Page 1 of 1

Occurrence From The End ISSUE

PostPosted: Wed Sep 07, 2016 8:08 am
by benhazel
Hi All,

Hopefully you can help! I have set up a custom text token to read the last invoice total amount [from an OCR'd PDF] using the following contain match:

£[number].[number] 1st Occurrence from End.

However the majority of the time it picks the second from last Aaagh! which is the TAX due

The amount is the only figure in bold if that helps!

I then use this token in addition to others to rename the doc [INVOICE-(date)-(job number)-(total invoice).pdf for other purposes.

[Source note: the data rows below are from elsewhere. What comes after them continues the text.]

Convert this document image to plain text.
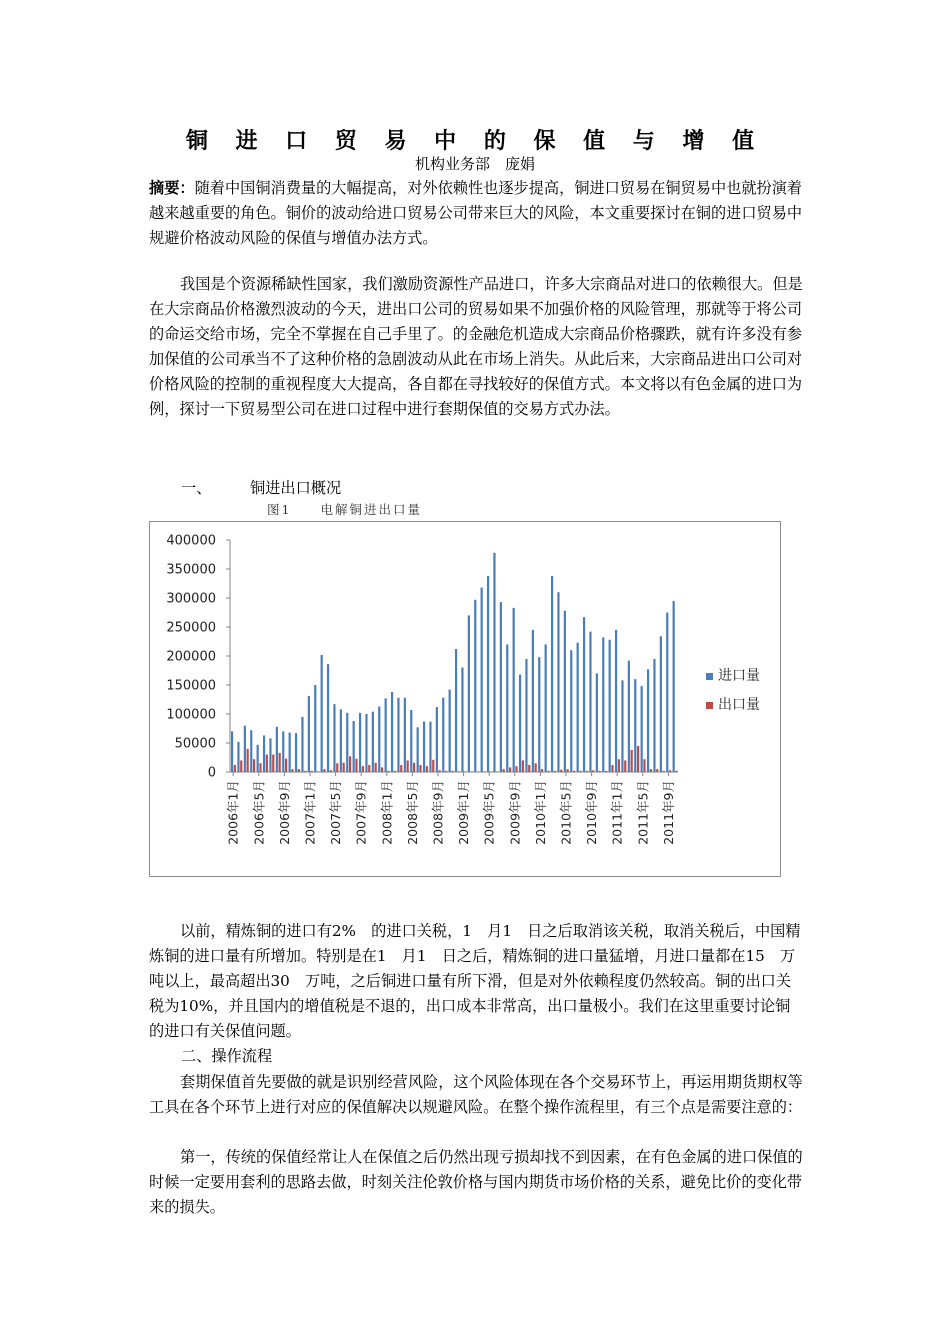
铜 进 口 贸 易 中 的 保 值 与 增 值
机构业务部　庞娟

摘要：随着中国铜消费量的大幅提高，对外依赖性也逐步提高，铜进口贸易在铜贸易中也就扮演着越来越重要的角色。铜价的波动给进口贸易公司带来巨大的风险，本文重要探讨在铜的进口贸易中规避价格波动风险的保值与增值办法方式。

我国是个资源稀缺性国家，我们激励资源性产品进口，许多大宗商品对进口的依赖很大。但是在大宗商品价格激烈波动的今天，进出口公司的贸易如果不加强价格的风险管理，那就等于将公司的命运交给市场，完全不掌握在自己手里了。的金融危机造成大宗商品价格骤跌，就有许多没有参加保值的公司承当不了这种价格的急剧波动从此在市场上消失。从此后来，大宗商品进出口公司对价格风险的控制的重视程度大大提高，各自都在寻找较好的保值方式。本文将以有色金属的进口为例，探讨一下贸易型公司在进口过程中进行套期保值的交易方式办法。

一、	铜进出口概况
图1　　电解铜进出口量
0
50000
100000
150000
200000
250000
300000
350000
400000
2006年1月 2006年5月 2006年9月 2007年1月 2007年5月 2007年9月 2008年1月 2008年5月 2008年9月 2009年1月 2009年5月 2009年9月 2010年1月 2010年5月 2010年9月 2011年1月 2011年5月 2011年9月
进口量
出口量

以前，精炼铜的进口有2%　的进口关税，1　月1　日之后取消该关税，取消关税后，中国精炼铜的进口量有所增加。特别是在1　月1　日之后，精炼铜的进口量猛增，月进口量都在15　万吨以上，最高超出30　万吨，之后铜进口量有所下滑，但是对外依赖程度仍然较高。铜的出口关税为10%，并且国内的增值税是不退的，出口成本非常高，出口量极小。我们在这里重要讨论铜的进口有关保值问题。

二、操作流程

套期保值首先要做的就是识别经营风险，这个风险体现在各个交易环节上，再运用期货期权等工具在各个环节上进行对应的保值解决以规避风险。在整个操作流程里，有三个点是需要注意的：

第一，传统的保值经常让人在保值之后仍然出现亏损却找不到因素，在有色金属的进口保值的时候一定要用套利的思路去做，时刻关注伦敦价格与国内期货市场价格的关系，避免比价的变化带来的损失。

Re: Occurrence From The End ISSUE

PostPosted: Wed Sep 07, 2016 12:11 pm
by Mr_Noodle
Use the preview function, where you can also see the text as Hazel sees it. Chances are, the text is not in the order you think it is.

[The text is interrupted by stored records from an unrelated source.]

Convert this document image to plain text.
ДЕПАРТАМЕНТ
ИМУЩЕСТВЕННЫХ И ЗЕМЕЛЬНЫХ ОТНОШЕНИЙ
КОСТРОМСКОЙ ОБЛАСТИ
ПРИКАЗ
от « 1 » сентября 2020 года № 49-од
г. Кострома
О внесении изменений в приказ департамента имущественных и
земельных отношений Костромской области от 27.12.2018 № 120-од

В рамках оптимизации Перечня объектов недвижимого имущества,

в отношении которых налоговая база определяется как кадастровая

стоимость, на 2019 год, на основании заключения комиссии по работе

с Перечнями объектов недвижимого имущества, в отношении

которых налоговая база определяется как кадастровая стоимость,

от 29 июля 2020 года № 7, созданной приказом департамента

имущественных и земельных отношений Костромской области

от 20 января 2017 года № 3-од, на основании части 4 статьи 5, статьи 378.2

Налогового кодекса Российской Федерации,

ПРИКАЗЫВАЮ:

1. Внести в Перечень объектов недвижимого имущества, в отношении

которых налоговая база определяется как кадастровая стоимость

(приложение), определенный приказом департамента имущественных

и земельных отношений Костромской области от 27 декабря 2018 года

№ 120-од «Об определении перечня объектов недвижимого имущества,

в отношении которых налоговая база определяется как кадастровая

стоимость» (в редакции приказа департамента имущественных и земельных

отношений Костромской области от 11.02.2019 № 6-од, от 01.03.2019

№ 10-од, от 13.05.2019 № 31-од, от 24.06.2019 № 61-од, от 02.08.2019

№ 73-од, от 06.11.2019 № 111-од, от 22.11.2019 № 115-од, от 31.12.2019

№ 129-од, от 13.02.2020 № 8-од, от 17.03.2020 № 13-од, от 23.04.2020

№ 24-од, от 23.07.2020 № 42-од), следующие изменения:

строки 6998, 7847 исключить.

Re: Occurrence From The End ISSUE

PostPosted: Wed Sep 07, 2016 12:19 pm
by benhazel
Thanks for your quick response how do you view the text of the document with preview? When I use the preview function it shows me that the rule matches without any visual.

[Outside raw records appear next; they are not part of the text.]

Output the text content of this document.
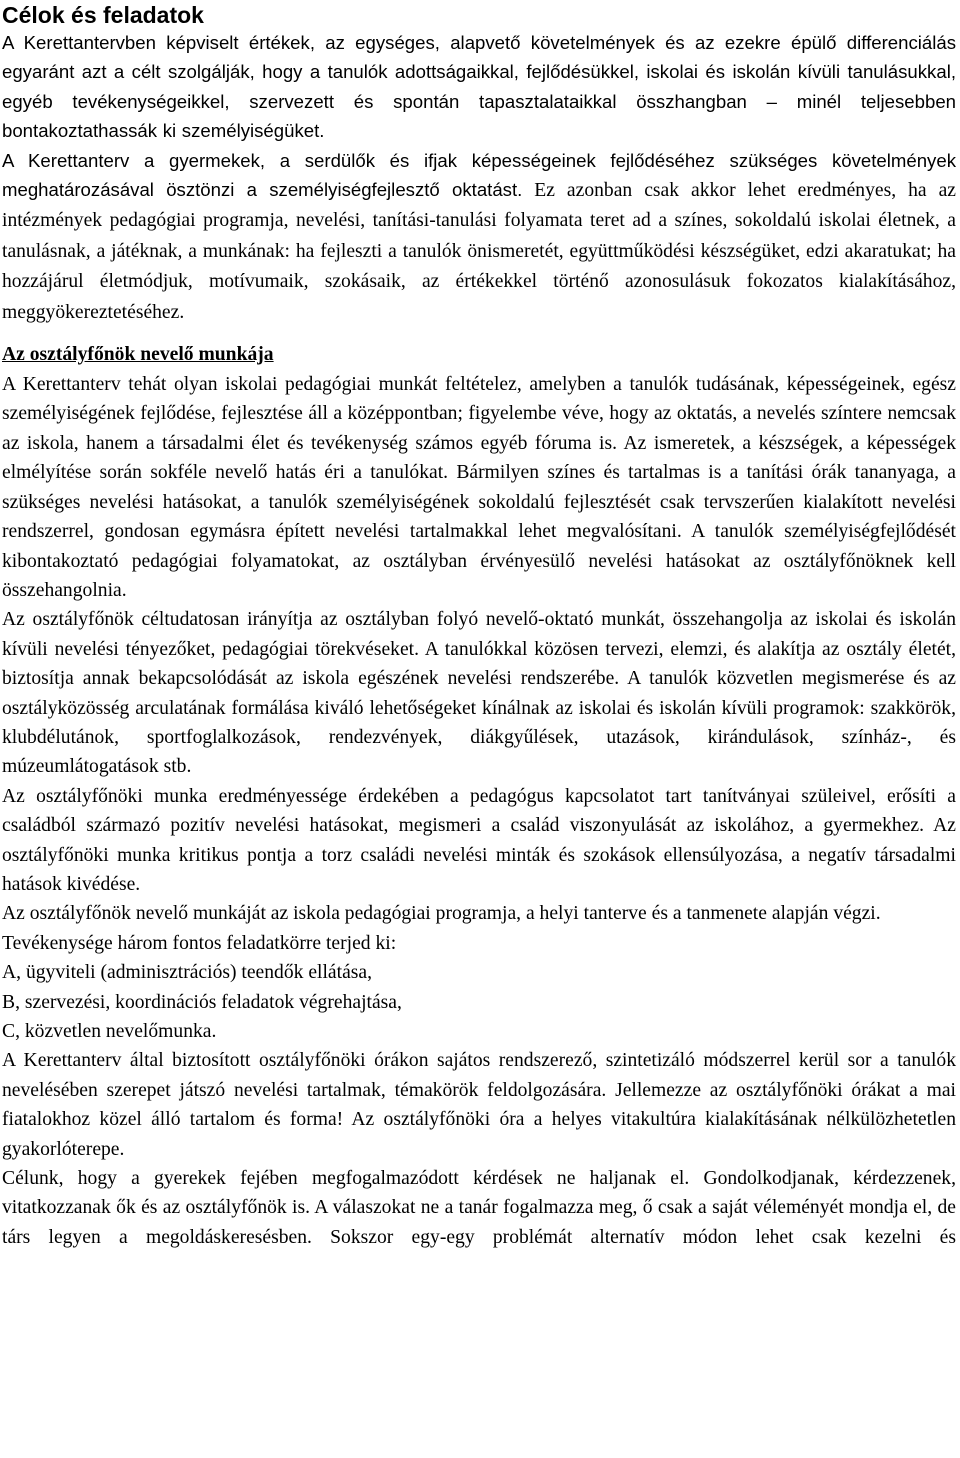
Célok és feladatok

A Kerettantervben képviselt értékek, az egységes, alapvető követelmények és az ezekre épülő differenciálás egyaránt azt a célt szolgálják, hogy a tanulók adottságaikkal, fejlődésükkel, iskolai és iskolán kívüli tanulásukkal, egyéb tevékenységeikkel, szervezett és spontán tapasztalataikkal összhangban – minél teljesebben bontakoztathassák ki személyiségüket.

A Kerettanterv a gyermekek, a serdülők és ifjak képességeinek fejlődéséhez szükséges követelmények meghatározásával ösztönzi a személyiségfejlesztő oktatást. Ez azonban csak akkor lehet eredményes, ha az intézmények pedagógiai programja, nevelési, tanítási-tanulási folyamata teret ad a színes, sokoldalú iskolai életnek, a tanulásnak, a játéknak, a munkának: ha fejleszti a tanulók önismeretét, együttműködési készségüket, edzi akaratukat; ha hozzájárul életmódjuk, motívumaik, szokásaik, az értékekkel történő azonosulásuk fokozatos kialakításához, meggyökereztetéséhez.

Az osztályfőnök nevelő munkája

A Kerettanterv tehát olyan iskolai pedagógiai munkát feltételez, amelyben a tanulók tudásának, képességeinek, egész személyiségének fejlődése, fejlesztése áll a középpontban; figyelembe véve, hogy az oktatás, a nevelés színtere nemcsak az iskola, hanem a társadalmi élet és tevékenység számos egyéb fóruma is. Az ismeretek, a készségek, a képességek elmélyítése során sokféle nevelő hatás éri a tanulókat. Bármilyen színes és tartalmas is a tanítási órák tananyaga, a szükséges nevelési hatásokat, a tanulók személyiségének sokoldalú fejlesztését csak tervszerűen kialakított nevelési rendszerrel, gondosan egymásra épített nevelési tartalmakkal lehet megvalósítani. A tanulók személyiségfejlődését kibontakoztató pedagógiai folyamatokat, az osztályban érvényesülő nevelési hatásokat az osztályfőnöknek kell összehangolnia.

Az osztályfőnök céltudatosan irányítja az osztályban folyó nevelő-oktató munkát, összehangolja az iskolai és iskolán kívüli nevelési tényezőket, pedagógiai törekvéseket. A tanulókkal közösen tervezi, elemzi, és alakítja az osztály életét, biztosítja annak bekapcsolódását az iskola egészének nevelési rendszerébe. A tanulók közvetlen megismerése és az osztályközösség arculatának formálása kiváló lehetőségeket kínálnak az iskolai és iskolán kívüli programok: szakkörök, klubdélutánok, sportfoglalkozások, rendezvények, diákgyűlések, utazások, kirándulások, színház-, és múzeumlátogatások stb.

Az osztályfőnöki munka eredményessége érdekében a pedagógus kapcsolatot tart tanítványai szüleivel, erősíti a családból származó pozitív nevelési hatásokat, megismeri a család viszonyulását az iskolához, a gyermekhez. Az osztályfőnöki munka kritikus pontja a torz családi nevelési minták és szokások ellensúlyozása, a negatív társadalmi hatások kivédése.

Az osztályfőnök nevelő munkáját az iskola pedagógiai programja, a helyi tanterve és a tanmenete alapján végzi.

Tevékenysége három fontos feladatkörre terjed ki:

A, ügyviteli (adminisztrációs) teendők ellátása,

B, szervezési, koordinációs feladatok végrehajtása,

C, közvetlen nevelőmunka.

A Kerettanterv által biztosított osztályfőnöki órákon sajátos rendszerező, szintetizáló módszerrel kerül sor a tanulók nevelésében szerepet játszó nevelési tartalmak, témakörök feldolgozására. Jellemezze az osztályfőnöki órákat a mai fiatalokhoz közel álló tartalom és forma! Az osztályfőnöki óra a helyes vitakultúra kialakításának nélkülözhetetlen gyakorlóterepe.

Célunk, hogy a gyerekek fejében megfogalmazódott kérdések ne haljanak el. Gondolkodjanak, kérdezzenek, vitatkozzanak ők és az osztályfőnök is. A válaszokat ne a tanár fogalmazza meg, ő csak a saját véleményét mondja el, de társ legyen a megoldáskeresésben. Sokszor egy-egy problémát alternatív módon lehet csak kezelni és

Re: Occurrence From The End ISSUE

PostPosted: Wed Sep 07, 2016 12:36 pm
by benhazel
Is there any way for the contents match to look at BOLD text. I think this would solve the issue I have?

Re: Occurrence From The End ISSUE

PostPosted: Thu Sep 08, 2016 10:27 am
by Mr_Noodle
When a PDF is OCRed, the OCR process doesn't care about the text formatting. Even if it is a PDF generated with text from the get-go, Hazel doesn't see the formatting instructions. You'll have to rely on the raw text.